During the exhibition, BT displayed a wide range of products and services, some of which are already available and some which will be launched over the next 10 years.

Products available included an airline interactive service which gives airline passengers information on everything from road maps to shopping centers.

BT has also designed an agent-based work flow (which will help save time negotiating contracts), long-distance equipment to help insurance companies assess crash damages of vehicles in remote garages, and 3-dimensional retail shopping information where customers can furnish their homes on-line.

There is also a public warning system, which can warn people of an expected disaster, like a flood, and provide evacuation instructions.

And there is the "smartspace", which is a seat equipped with a screen and gadgets so a person can direct operations and participate in teleconferences.

But are BT's designs as innovative as it claims?

Many people attending the exhibition, particularly those from Europe, said what BT was doing was the same as many other companies.
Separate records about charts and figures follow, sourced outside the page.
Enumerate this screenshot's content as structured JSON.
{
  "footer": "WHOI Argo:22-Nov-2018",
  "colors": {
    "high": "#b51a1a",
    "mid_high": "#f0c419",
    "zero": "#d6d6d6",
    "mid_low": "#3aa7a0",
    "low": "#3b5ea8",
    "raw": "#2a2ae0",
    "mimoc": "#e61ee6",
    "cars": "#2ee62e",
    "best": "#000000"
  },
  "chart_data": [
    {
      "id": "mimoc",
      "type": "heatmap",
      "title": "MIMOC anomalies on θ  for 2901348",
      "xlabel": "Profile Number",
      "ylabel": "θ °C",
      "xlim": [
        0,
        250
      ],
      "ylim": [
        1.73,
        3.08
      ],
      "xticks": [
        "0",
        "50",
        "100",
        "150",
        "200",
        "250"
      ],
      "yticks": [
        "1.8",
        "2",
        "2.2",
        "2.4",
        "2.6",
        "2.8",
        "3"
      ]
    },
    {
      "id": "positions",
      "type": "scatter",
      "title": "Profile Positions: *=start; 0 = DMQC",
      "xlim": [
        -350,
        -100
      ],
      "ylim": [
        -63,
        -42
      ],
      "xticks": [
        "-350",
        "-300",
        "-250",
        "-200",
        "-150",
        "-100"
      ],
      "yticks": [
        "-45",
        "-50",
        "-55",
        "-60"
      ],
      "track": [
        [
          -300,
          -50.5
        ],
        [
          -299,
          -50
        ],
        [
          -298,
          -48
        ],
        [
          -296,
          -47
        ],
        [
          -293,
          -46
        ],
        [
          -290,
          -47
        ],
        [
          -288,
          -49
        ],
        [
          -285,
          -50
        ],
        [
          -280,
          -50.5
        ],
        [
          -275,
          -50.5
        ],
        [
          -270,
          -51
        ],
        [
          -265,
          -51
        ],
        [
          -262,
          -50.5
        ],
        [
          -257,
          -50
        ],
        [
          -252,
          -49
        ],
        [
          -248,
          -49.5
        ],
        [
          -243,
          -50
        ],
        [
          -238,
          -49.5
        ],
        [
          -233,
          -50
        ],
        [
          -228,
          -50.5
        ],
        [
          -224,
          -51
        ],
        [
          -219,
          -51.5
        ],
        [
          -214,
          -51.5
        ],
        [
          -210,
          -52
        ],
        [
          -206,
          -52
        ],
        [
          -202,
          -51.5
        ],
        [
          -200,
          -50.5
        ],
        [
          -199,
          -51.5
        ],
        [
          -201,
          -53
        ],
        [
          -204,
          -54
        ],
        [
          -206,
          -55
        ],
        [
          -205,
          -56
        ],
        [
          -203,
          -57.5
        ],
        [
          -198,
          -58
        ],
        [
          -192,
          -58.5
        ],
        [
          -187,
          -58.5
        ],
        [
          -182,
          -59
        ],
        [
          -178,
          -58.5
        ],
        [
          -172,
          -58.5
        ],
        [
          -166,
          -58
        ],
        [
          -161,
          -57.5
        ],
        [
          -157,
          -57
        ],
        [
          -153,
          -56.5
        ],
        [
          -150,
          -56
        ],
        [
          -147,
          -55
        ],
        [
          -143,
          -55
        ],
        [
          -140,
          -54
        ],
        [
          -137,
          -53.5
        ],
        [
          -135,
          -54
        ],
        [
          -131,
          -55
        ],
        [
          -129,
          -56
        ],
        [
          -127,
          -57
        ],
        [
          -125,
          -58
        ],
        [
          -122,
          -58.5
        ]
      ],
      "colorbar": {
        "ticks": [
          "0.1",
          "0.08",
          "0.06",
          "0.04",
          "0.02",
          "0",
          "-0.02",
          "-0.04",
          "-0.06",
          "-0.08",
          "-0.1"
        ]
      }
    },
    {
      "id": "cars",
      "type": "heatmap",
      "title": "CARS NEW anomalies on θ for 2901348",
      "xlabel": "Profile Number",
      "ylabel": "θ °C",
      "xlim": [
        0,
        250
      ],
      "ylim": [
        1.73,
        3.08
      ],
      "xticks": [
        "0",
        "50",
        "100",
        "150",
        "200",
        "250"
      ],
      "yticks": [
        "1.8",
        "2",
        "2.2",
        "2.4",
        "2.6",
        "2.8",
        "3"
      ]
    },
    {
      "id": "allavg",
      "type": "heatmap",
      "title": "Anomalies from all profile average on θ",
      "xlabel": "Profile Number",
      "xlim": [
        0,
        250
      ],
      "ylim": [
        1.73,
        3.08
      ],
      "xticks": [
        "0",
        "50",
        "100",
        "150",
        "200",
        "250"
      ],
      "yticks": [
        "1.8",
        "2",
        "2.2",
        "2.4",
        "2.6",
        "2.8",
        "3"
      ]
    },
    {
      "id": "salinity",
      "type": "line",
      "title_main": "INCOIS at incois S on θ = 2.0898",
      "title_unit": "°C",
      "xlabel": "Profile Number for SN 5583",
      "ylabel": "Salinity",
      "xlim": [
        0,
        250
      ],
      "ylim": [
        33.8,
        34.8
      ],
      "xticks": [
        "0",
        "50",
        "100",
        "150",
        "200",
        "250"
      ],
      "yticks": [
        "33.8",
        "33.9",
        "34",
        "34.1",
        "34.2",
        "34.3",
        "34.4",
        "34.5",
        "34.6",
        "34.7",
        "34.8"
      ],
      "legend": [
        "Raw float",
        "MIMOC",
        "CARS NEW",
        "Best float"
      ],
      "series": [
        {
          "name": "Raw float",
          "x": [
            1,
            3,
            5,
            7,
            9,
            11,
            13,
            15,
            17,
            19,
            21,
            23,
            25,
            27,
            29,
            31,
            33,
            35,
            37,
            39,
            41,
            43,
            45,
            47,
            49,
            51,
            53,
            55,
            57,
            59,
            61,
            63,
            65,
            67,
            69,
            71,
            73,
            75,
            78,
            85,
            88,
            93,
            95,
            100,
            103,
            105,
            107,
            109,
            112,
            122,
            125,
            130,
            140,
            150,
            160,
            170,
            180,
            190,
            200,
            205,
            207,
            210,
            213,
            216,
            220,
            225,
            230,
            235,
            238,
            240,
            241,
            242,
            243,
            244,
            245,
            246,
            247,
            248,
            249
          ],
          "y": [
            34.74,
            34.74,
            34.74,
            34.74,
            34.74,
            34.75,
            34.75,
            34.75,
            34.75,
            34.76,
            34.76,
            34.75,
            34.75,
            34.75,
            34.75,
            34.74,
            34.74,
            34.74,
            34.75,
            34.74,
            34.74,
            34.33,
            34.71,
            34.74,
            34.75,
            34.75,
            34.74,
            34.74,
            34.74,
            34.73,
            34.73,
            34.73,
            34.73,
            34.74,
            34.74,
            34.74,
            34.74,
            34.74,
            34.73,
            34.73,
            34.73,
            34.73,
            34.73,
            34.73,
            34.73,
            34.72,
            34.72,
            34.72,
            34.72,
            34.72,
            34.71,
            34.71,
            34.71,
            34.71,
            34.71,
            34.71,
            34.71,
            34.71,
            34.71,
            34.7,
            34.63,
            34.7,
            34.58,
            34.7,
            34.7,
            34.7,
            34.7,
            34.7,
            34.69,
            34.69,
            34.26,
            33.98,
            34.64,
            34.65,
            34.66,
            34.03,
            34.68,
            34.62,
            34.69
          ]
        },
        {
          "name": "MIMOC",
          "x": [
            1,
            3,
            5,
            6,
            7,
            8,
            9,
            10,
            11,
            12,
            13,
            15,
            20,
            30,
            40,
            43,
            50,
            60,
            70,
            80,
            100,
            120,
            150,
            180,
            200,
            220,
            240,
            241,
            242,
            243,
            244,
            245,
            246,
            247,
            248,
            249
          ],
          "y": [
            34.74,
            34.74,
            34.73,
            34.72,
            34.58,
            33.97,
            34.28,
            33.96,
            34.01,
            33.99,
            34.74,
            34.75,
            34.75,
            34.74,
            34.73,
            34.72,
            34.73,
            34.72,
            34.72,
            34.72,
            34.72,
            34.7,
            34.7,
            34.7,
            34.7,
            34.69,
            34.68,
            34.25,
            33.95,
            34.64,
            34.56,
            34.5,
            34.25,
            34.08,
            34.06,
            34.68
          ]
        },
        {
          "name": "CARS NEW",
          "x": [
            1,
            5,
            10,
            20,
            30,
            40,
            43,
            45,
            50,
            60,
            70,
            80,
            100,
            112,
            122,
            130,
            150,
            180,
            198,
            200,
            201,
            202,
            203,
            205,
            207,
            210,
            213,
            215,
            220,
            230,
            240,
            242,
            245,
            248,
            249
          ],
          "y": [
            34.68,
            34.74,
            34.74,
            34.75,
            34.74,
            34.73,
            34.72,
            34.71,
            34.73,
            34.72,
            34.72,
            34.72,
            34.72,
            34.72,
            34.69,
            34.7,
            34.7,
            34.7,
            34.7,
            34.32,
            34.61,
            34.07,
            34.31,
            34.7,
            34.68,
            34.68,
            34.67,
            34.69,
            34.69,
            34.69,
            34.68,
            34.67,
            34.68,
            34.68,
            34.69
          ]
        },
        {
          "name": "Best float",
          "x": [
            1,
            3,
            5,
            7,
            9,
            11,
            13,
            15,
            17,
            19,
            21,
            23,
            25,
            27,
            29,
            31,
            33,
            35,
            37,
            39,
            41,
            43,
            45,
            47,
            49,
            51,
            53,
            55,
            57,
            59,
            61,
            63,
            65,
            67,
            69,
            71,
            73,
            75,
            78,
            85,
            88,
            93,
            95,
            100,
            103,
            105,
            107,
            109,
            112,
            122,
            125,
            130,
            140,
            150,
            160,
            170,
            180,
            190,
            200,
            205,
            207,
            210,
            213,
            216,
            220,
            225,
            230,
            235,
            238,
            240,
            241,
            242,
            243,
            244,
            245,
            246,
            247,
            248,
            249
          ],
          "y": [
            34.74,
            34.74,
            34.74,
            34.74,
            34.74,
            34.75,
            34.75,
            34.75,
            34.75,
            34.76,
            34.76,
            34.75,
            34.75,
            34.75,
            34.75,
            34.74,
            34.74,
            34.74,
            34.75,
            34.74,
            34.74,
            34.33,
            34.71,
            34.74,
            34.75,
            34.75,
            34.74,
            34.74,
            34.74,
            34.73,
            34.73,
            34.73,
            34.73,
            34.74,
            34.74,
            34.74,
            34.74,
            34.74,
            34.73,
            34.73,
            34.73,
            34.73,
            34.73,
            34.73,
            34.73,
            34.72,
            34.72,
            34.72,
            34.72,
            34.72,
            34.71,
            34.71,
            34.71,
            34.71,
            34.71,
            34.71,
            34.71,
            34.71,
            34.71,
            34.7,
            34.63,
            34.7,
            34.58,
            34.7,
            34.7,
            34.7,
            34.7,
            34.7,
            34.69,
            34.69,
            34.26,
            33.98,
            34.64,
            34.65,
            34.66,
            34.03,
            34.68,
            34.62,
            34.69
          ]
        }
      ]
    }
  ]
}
Duxbury said that like many telecommunications companies, BT would provide up-to-date multimedia and Internet features, band- width choices and other packaged services.

Customers would increasingly demand services which would allow them to work from home, give them more mobility and more choice, he said.

"Customer loyalty will become more meaningless. People that have been with a bank for years, for instance, may change if another bank offers better services," he said.

In other words, customer-based companies should not underestimate their customers' power to choose.

The key was to realize that customers -- particularly residential customers -- would be choosing a telecommunications provider based on services and price rather than on technological sophistication, he said.

Although BT's laboratories spend up to 270 million pound sterling a year on research and technology, on the customer level it would still rely on providing modernized network services, Duxbury said.

These include call-waiting, which allows Internet-users to know when there is a phone call on the line, 3-way calling, lower congestion levels, reminder calls, and ring-back-when-free services.

"We'll reach our customers and prospective customers through TV advertising, direct marketing and telemarketing campaigns," he said.

An ambitious drive like BT's will be needed in the next century when countries under the World Trade Organization, including Indonesia, have to open up their telecommunications markets and compete in a free and fair business climate.